Tilly’s under-age sex life brings another family into the mix and also her best friend, the sweetly daffy Lyndsey (STC debutante, the excellent Tariro Mavondo) whose under-age pregnancy gives Hilary waking nightmares. The real nightmare, however, is young Josh (yet another good debut from Laurence Boxhall). His view, through an artfully draped fringe of hair, is so obscured he apparently couldn’t find the condoms. 

Hilary’s feminist response is to call a collective meeting of concerned parents. Enter the remarkable Caroline Brazier as Josh’s tiger mother Bea, and her deluded actor husband Roland (John Lloyd Fillingham). As Roland yabbers on about his allegedly incredibly busy career – eliciting snorts of laughter from the real actors in the audience – Hilary earnestly propounds her theory of the right thing to do. Standing over and between them, as if presiding over an inane verbal tennis match, Brazier’s largely silent responses are some of the funniest and cleverest comic acting seen since the last time she graced a Sydney stage.

JUMPY

It’s no spoiler to reveal that Hilary and Mark and Bea and Roland split up and the Ayckbourn-ish satirical comedy of the first half turns darker and more introspective in the second. As Hilary tries to negotiate her challenged personal politics, changed circumstances and the sudden, not entirely welcome, discovery that she’s still got it, she also – in this production at least – has to battle the furniture. Cunningly lit by Matt Scott, Michael Hankin’s set is ostensibly a simple framed blond timber box. Across it however, sliding back and forth, are the trappings of Hilary’s life: kitchen, sofa, bedroom and a fridge full of wine; and at various points they all seem out to get her. Jane Turner’s interaction with these unexpected enemies is somehow both funny and poignant.

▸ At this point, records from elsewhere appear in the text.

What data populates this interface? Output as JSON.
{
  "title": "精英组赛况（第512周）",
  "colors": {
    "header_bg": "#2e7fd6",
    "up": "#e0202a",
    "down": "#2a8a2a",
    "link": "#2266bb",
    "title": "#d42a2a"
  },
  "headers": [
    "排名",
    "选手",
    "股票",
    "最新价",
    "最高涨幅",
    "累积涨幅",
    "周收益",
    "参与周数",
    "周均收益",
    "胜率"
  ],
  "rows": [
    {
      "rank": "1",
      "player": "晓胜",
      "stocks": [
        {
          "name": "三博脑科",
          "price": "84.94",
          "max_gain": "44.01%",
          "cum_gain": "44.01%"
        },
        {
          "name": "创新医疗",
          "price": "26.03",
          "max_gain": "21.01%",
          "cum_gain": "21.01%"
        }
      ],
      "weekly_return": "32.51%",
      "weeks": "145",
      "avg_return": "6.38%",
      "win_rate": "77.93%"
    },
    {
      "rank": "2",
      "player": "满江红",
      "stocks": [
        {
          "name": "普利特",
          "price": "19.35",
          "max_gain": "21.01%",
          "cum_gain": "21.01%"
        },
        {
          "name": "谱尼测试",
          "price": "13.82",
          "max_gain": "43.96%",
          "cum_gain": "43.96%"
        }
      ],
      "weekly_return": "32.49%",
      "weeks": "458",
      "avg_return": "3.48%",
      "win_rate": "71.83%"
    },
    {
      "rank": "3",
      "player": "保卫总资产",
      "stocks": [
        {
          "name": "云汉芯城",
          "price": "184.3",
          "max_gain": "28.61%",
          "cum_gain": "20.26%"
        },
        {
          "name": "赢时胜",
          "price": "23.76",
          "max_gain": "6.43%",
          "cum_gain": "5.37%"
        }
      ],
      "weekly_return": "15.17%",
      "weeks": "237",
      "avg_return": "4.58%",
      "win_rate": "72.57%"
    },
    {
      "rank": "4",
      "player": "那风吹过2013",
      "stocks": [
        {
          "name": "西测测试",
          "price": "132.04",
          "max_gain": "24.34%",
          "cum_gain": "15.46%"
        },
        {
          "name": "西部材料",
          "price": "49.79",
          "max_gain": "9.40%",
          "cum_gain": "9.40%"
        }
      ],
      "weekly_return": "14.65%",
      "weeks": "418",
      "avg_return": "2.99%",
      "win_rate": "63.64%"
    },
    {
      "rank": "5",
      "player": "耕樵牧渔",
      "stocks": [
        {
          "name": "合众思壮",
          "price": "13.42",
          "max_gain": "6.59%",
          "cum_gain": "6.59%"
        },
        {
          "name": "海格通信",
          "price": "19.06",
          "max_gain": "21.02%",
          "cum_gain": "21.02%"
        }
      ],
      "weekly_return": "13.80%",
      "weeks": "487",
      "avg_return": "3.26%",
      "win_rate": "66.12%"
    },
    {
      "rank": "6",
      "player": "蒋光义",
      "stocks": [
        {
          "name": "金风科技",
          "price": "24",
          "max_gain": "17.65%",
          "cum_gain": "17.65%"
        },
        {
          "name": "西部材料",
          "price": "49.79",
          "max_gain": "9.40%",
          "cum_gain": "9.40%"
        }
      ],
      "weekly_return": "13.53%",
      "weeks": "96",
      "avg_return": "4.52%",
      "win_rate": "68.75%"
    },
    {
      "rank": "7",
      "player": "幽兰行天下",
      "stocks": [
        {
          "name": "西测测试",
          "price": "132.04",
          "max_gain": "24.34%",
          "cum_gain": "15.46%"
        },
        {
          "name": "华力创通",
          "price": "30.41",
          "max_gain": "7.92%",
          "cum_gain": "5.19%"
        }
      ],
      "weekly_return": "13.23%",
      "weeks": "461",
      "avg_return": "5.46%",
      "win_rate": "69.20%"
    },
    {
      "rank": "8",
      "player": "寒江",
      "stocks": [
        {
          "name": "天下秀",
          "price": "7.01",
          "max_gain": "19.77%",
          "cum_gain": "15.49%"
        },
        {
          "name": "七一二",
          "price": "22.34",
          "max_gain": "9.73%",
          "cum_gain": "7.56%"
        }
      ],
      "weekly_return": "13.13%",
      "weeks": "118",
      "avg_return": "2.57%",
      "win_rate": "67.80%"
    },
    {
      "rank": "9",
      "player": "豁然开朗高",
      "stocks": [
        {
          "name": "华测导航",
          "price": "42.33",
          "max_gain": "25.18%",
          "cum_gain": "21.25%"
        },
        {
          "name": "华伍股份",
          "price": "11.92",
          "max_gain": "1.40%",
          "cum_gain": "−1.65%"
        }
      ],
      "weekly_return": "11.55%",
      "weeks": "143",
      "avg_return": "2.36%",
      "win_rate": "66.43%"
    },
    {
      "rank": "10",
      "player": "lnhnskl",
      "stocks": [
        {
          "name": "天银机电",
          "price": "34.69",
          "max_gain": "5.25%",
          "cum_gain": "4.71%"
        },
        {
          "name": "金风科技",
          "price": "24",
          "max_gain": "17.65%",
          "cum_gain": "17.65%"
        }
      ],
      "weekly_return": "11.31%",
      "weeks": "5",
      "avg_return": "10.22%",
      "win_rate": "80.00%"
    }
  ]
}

De Angelis is adept at skewering old shibboleths as well as raising some sharp points of sexual politics, love and friendship. Her writing is also very funny and she can dish the one-liners to both obvious and unexpected effect. What is not so immediately obvious is the underlying seriousness and that’s because these ideas are disguised as laughter. Frances preens and twirls her perky boobs but there is loneliness and bewilderment in her determinedly cheery demeanour. Mark, Josh and Roland are in their different ways well meaning and decent, but basically totally hopeless; no wonder Frances and Hilary keep the French plonk industry afloat. 

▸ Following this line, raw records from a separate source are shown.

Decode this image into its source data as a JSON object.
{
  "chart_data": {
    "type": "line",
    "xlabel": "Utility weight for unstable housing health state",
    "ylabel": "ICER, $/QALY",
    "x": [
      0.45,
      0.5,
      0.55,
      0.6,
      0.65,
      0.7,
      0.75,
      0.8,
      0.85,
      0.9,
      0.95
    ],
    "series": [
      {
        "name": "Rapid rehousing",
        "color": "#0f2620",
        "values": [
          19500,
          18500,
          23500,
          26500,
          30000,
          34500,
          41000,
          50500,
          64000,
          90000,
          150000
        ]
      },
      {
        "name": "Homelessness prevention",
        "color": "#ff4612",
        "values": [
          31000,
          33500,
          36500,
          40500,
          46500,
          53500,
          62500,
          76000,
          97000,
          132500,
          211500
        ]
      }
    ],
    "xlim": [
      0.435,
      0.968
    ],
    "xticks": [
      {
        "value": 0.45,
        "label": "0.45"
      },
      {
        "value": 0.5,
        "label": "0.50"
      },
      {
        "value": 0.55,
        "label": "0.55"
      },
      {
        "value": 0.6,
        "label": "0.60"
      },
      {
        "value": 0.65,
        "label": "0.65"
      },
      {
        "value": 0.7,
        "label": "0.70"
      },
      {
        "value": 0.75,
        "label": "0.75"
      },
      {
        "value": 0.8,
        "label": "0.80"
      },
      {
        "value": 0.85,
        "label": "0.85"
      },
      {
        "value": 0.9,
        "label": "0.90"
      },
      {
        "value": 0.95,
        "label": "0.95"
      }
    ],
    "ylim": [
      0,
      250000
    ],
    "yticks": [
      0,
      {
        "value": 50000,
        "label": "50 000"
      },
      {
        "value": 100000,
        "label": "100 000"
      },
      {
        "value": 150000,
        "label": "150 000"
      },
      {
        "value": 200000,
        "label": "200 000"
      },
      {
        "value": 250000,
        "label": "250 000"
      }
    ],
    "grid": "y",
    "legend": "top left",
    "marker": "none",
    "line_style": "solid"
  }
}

And then there’s the cougar issue that backfires so spectacularly and excruciatingly in an acid mix of laughter and groaning. Cam (Dylan Watson, STC debut and a gutsy late appearance in the piece) is a smooth-skinned, handsome 20-year-old who might be too old for Tilly but approaches Hilary with a compassion and interest that melts her in a sweet exchange that’s almost instantly subverted by the wicked playwright and her director.

Although Jumpy  slyly presents itself as a nice, middle class comedy of errors (rather than manners, most of which are very bad indeed) there is much more to it than that. You can enjoy it as first-rate entertainment for its surface gloss and the exhilarating performances of the fine cast, but it’s likely you’ll find yourself thinking and talking about it later. And there can be few women of any age that don’t experience recognition, welcome or otherwise, in what goes on.

Jumpy  is a clever and engaging play, beautifully realised, extremely funny and provoking by turns. Part of the amusement value stems from it nice English middle-classness, embodied by Hilary’s quilted car coat and scarf (costumes Teresa Negroponte) on the one hand and Frances’s Lycra camel-toe gym gear on the other. And as Hilary’s Home Counties voice is as much part of her character as her clothes, the same can be said of the others with voices ranging accurately across the class spectrum from brittle posh to glottal stops. (Excellent work from dialect and voice coach Leith McPherson.) 

And if you want to know the meaning of the title, by the way, you know where to find the box office.